Praise for Faith Interrupted

“A poignant, sensitive and thoughtful memoir that illuminates the complexity of the phenomenon that we call faith and delineates its flow and ebb.”—Karen Armstrong, author of The Case for God

“Spiritual memoirs rarely command the same interest to others as they do for their authors, but Lax’s ability as a writer, as evidenced by his studies of Woody Allen, among other writings, makes his memoir an exception. Lax’s story is that of a devout Episcopalian whose sense of faith led him to oppose the Vietnam War; that faith, which had bolstered him through many struggles, faded to an abiding sense of uncertainty. Lax realizes, at last, that the very qualities that might make God worth finding also make God hard to find—and hard to believe in unquestioningly. VERDICT Lax’s journey, told with a fine sense of narrative shape, is a kind of paradigm of the spiritual struggles of the first wave of the Baby Boom and will speak eloquently to that generation.”
—Library Journal

“A deeply moving account of one man’s spiritual journey.” —Booklist

“An intriguing coming of age story set against the backdrop of the Vietnam era…fascinating…artfully folding in another’s story, and alternate course, with the author’s own.”—Kirkus Reviews

“An intelligent, elegantly composed and open-hearted memoir. . . . Valuable, even instructive. . . . [Lax] is a writer of gentle precision and 
—Los Angeles Times

“Lax has written a steady, quiet love letter to a faith he has lost. . . . Sympathetic and engrossing.” 
—The New York Times Book Review

“Candid and heartful. . . . Faith, Interrupted resonates because Lax confronts questions common to believers everywhere, and he does it without pomposity, self-righteousness, or condescension.” 
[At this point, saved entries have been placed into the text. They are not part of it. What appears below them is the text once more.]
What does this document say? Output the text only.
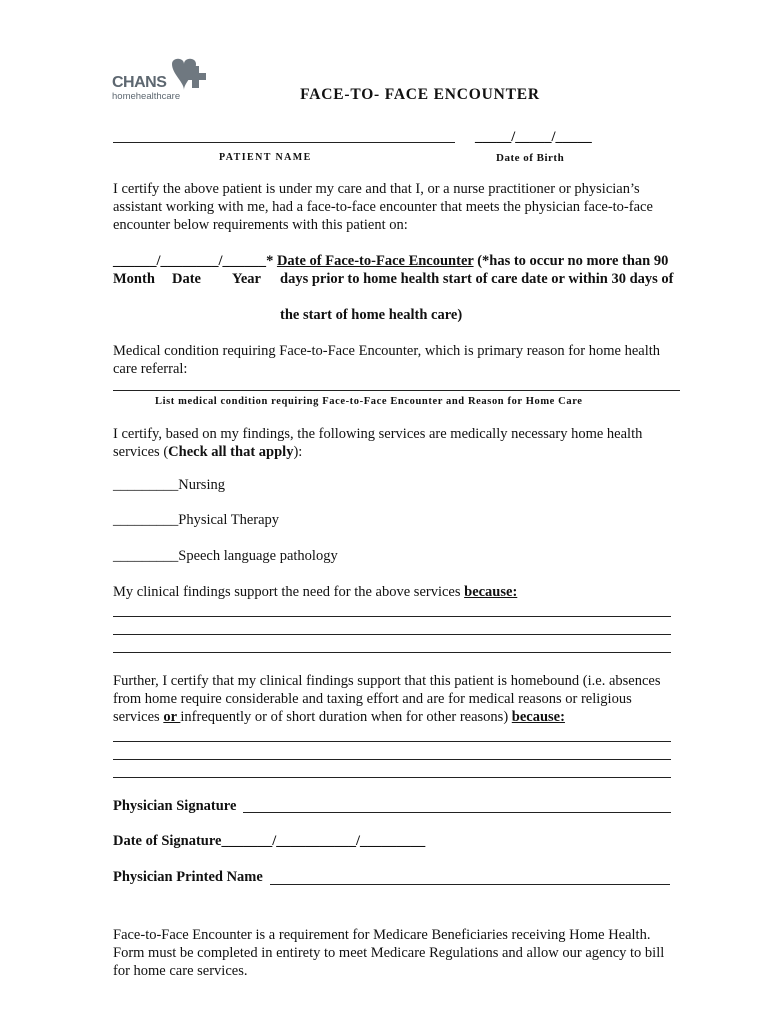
CHANS
homehealthcare	FACE-TO- FACE ENCOUNTER
PATIENT NAME
_____/_____/_____
Date of Birth
I certify the above patient is under my care and that I, or a nurse practitioner or physician’s
assistant working with me, had a face-to-face encounter that meets the physician face-to-face
encounter below requirements with this patient on:
______/________/______* Date of Face-to-Face Encounter (*has to occur no more than 90
Month Date Year days prior to home health start of care date or within 30 days of
the start of home health care)
Medical condition requiring Face-to-Face Encounter, which is primary reason for home health
care referral:
List medical condition requiring Face-to-Face Encounter and Reason for Home Care
I certify, based on my findings, the following services are medically necessary home health
services (Check all that apply):
_________Nursing
_________Physical Therapy
_________Speech language pathology
My clinical findings support the need for the above services because:
Further, I certify that my clinical findings support that this patient is homebound (i.e. absences
from home require considerable and taxing effort and are for medical reasons or religious
services or infrequently or of short duration when for other reasons) because:
Physician Signature
Date of Signature_______/___________/_________
Physician Printed Name
Face-to-Face Encounter is a requirement for Medicare Beneficiaries receiving Home Health.
Form must be completed in entirety to meet Medicare Regulations and allow our agency to bill
for home care services.
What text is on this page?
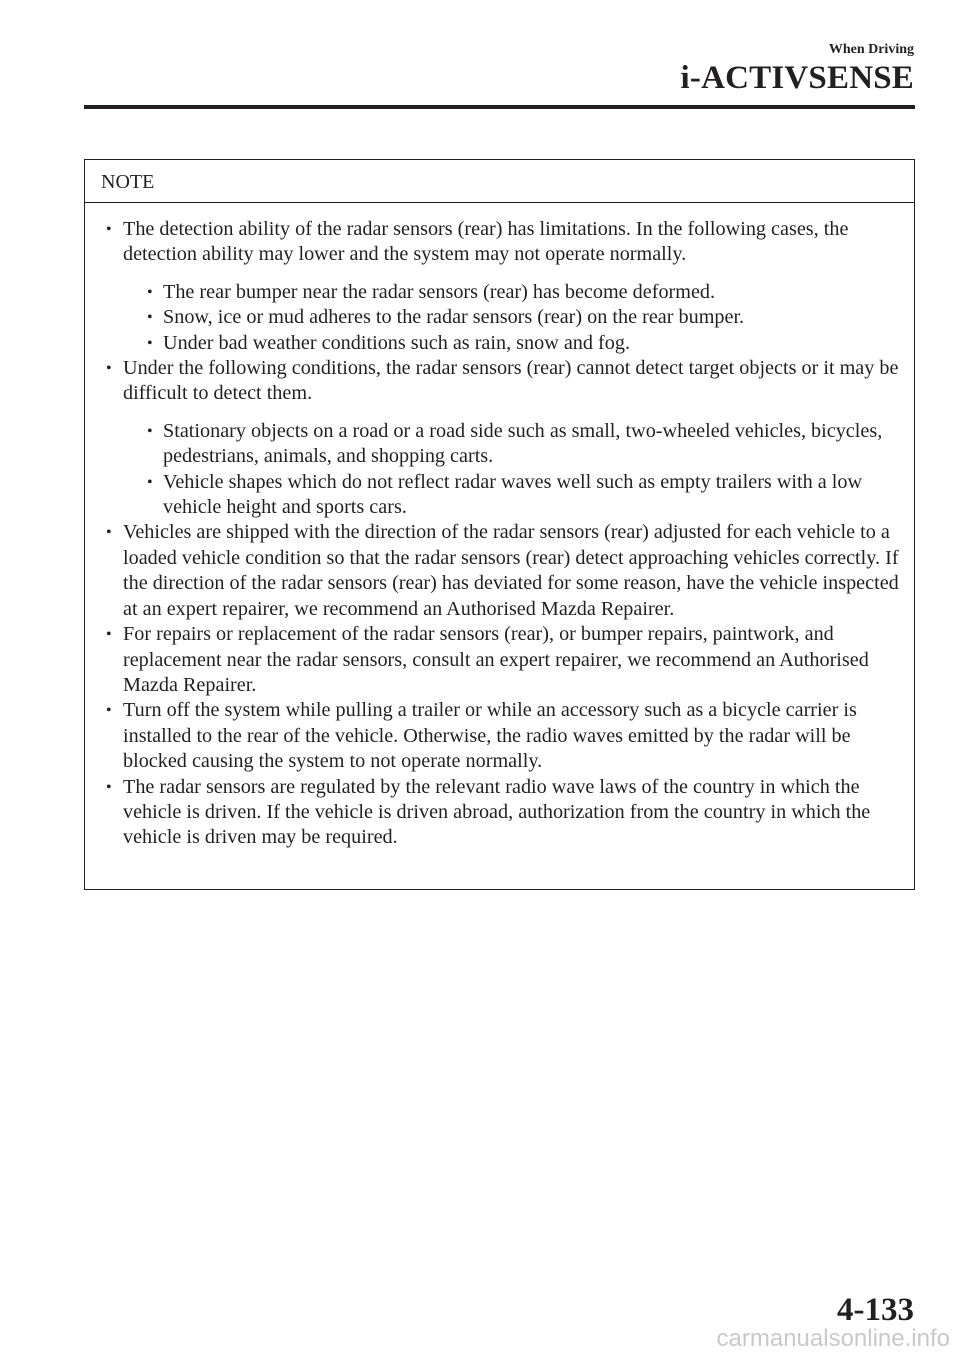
When Driving
i-ACTIVSENSE
NOTE
• The detection ability of the radar sensors (rear) has limitations. In the following cases, the detection ability may lower and the system may not operate normally.
• The rear bumper near the radar sensors (rear) has become deformed.
• Snow, ice or mud adheres to the radar sensors (rear) on the rear bumper.
• Under bad weather conditions such as rain, snow and fog.
• Under the following conditions, the radar sensors (rear) cannot detect target objects or it may be difficult to detect them.
• Stationary objects on a road or a road side such as small, two-wheeled vehicles, bicycles, pedestrians, animals, and shopping carts.
• Vehicle shapes which do not reflect radar waves well such as empty trailers with a low vehicle height and sports cars.
• Vehicles are shipped with the direction of the radar sensors (rear) adjusted for each vehicle to a loaded vehicle condition so that the radar sensors (rear) detect approaching vehicles correctly. If the direction of the radar sensors (rear) has deviated for some reason, have the vehicle inspected at an expert repairer, we recommend an Authorised Mazda Repairer.
• For repairs or replacement of the radar sensors (rear), or bumper repairs, paintwork, and replacement near the radar sensors, consult an expert repairer, we recommend an Authorised Mazda Repairer.
• Turn off the system while pulling a trailer or while an accessory such as a bicycle carrier is installed to the rear of the vehicle. Otherwise, the radio waves emitted by the radar will be blocked causing the system to not operate normally.
• The radar sensors are regulated by the relevant radio wave laws of the country in which the vehicle is driven. If the vehicle is driven abroad, authorization from the country in which the vehicle is driven may be required.
4-133
carmanualsonline.info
“A gentle, rueful book . . . Lax’s polished writing style and lack of assurance that he has all the answers are . . . definite pluses.” 
—The Christian Science Monitor

“Heartfelt. . . . An honest and affecting memoir.” 
—Boston Globe

“Lax is a good storyteller, careful with words and reflective of the many ways in which he has had to ponder the eternal questions. This is not a book that ends with faith restored, God in God’s heaven and everything right with the world. But it is a book in which faith is taken seriously and, in the end, respected, even if the author cannot count himself among the faithful.” 
—Faith Matters

“Insightful. . . . Although this book is as much about a fascinating life 
as it is about religion, it will appeal to a wide audience both for its 
engaging subject matter and first-rate writing.” 
—National Catholic Reporter

“Vietnam . . . was at the core of the experience [Lax] recounts as part 
of his spiritual journey. . . . This book brings back with warmth, 
compassion and riveting detail what those days were like. . . . [A] 
deeply touching and personal meditation.” 
—The Globe and Mail

“Eric Lax’s moving and riveting memoir reflects a Christian boy’s struggle with faith and doubt, tradition and discovery. His encounters with other beliefs reflect as well his sense of empathy for, and solidity with, victims of destiny.” 
—Elie Wiesel

“Jesus said that he who would save his life must lose it. Does that go for faith, too? Do you have to lose it to save it? If there is any single question that Eric Lax’s luminously honest loss-of-faith memoir most clearly raises, this would be it. We live in two faith cultures. One culture only wants to hear how you lost your faith, the other only how you found it. But some of us have a foot in both cultures: dubious as plain believers, equally dubious as plain unbelievers. Eric Lax’s unfinished, interrupted story is a good one for us, and for better or worse our name is Legion.” 
—Jack Miles, author of God: A Biography

“In an age when it’s so fashionable to mock religious belief, Eric Lax gives us a quiet, very moving meditation on his own spiritual trials and turns.”